Perhaps it’s time to begin giving BHS campus buildings proper monikers – not just the new one, but all of them. As it stands – unless you count “the maintenance building,” which doesn’t even qualify for capital letters – the only building on campus with an actual name is Paski Gymnasium, and even it is alternately known as “400-500.” The 100 Building is informally referred to as the LGI, a dubious distinction given that few even know what that stands for. (Answer: “Large Group Instruction.” Hardly catchy.)
So why not name the grand new high school wing after, say, a revered Bainbridge educator? Everyone who went through our public schools must have in their head a list of teachers who really stood out. An informal survey of Bainbridge High School graduates this week brought up the late Bill Winsor as one candidate. Described by a Spartan alum as “the obstacle between many seniors and a diploma,” Winsor made darn sure graduates went into the real world understanding civics and contemporary world issues. He taught from the late 1960s to mid-80s, and was widely mourned at his passing in 2005. Another possibility: Neal Nunamaker, who served as Bainbridge superintendent for what one BHS graduate described as “a hundred years” before retiring in the mid-1980s. “He really seemed to run a tight ship,” a Spartan recalled. “We rarely had a snow day in his tenure. It is said that he would drive his ‘50s vintage car to the end of his driveway and back, and if he made it, there would be school.”
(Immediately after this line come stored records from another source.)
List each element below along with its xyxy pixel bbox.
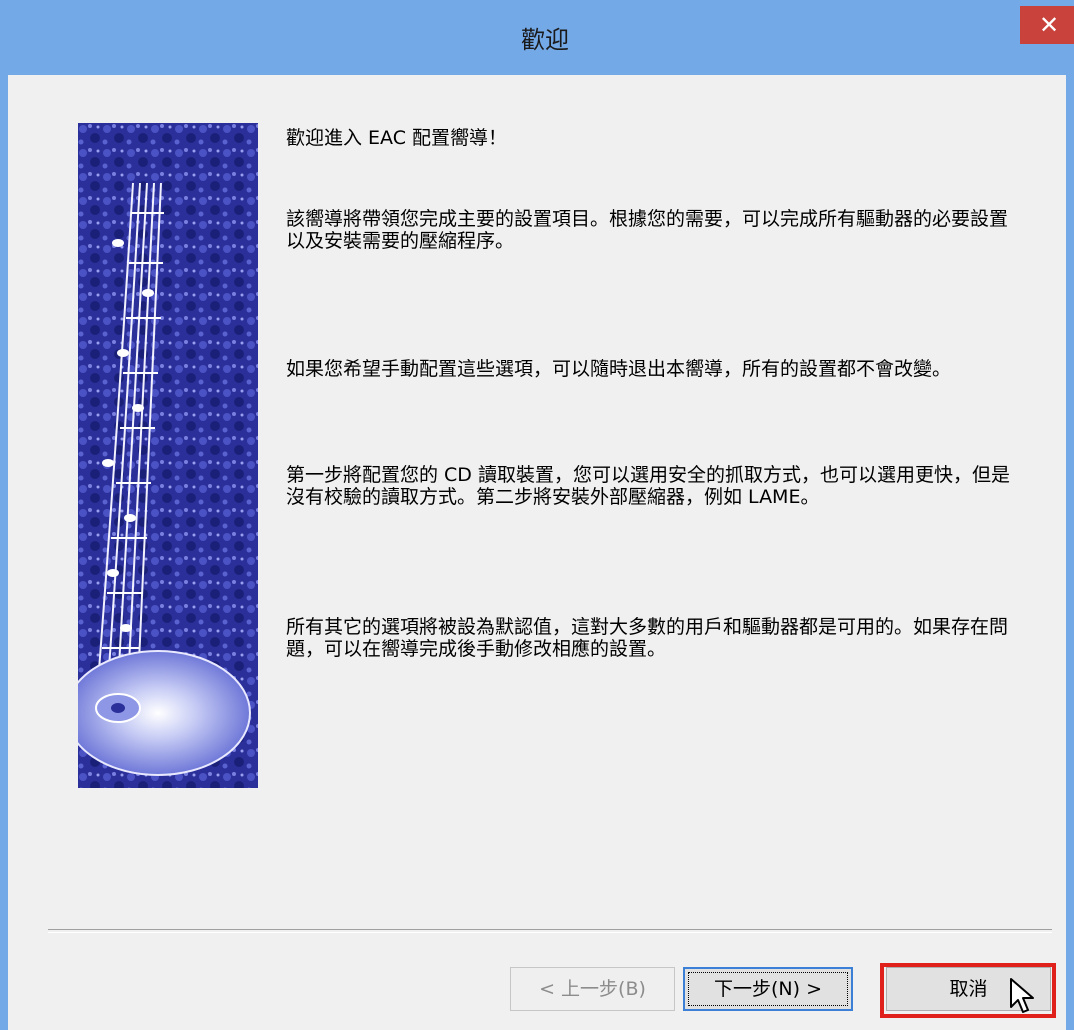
mouse-cursor-icon (1010, 978, 1034, 1013)
manual-config-paragraph: 如果您希望手動配置這些選項，可以隨時退出本嚮導，所有的設置都不會改變。 (286, 358, 952, 380)
title-bar[interactable]: 歡迎 ✕ (8, 0, 1074, 75)
wizard-window: 歡迎 ✕ 歡迎進入 EAC 配置嚮導！ 該嚮導將帶領您完成主要的設置項目。根據您… (0, 0, 1074, 1030)
steps-paragraph: 第一步將配置您的 CD 讀取裝置，您可以選用安全的抓取方式，也可以選用更快，但是… (286, 464, 1010, 508)
welcome-heading: 歡迎進入 EAC 配置嚮導！ (286, 127, 508, 149)
button-separator (48, 929, 1052, 933)
intro-paragraph: 該嚮導將帶領您完成主要的設置項目。根據您的需要，可以完成所有驅動器的必要設置以及… (286, 208, 1009, 252)
close-button[interactable]: ✕ (1020, 6, 1074, 44)
next-button[interactable]: 下一步(N) > (683, 967, 853, 1011)
defaults-paragraph: 所有其它的選項將被設為默認值，這對大多數的用戶和驅動器都是可用的。如果存在問題，… (286, 616, 1009, 660)
back-button[interactable]: < 上一步(B) (510, 967, 675, 1011)
wizard-side-image (78, 123, 258, 788)
focus-rectangle (688, 972, 848, 1006)
close-icon: ✕ (1038, 11, 1060, 39)
window-title: 歡迎 (521, 26, 569, 54)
Nunamaker still lives on the island, but the district hasn’t been particularly rigid about naming things posthumously. Both Walt Woodward and Tom Paski were able to stroll the corridors of buildings named in their honor before their passing. And such decisions, while monumental, are anything but permanent. Recall that Paski Gymnasium succeeded a building named for David W. Buchanan, Bainbridge school superintendent from 1948-1960. Like those for whom they’re named, buildings pass into the ages, while future honorees come to the fore in the interim.
The process of naming public buildings gives a community an excellent chance to reflect on its history and the forebears through whose efforts local institutions were built. A high school campus honoring a handful of revered teachers and administrators – a Winsor Hall, a Nunamaker Center, or whomever Spartans should decide to fete – would speak well to Bainbridge schools’ proud traditions.
“The new 200 Building” says nothing.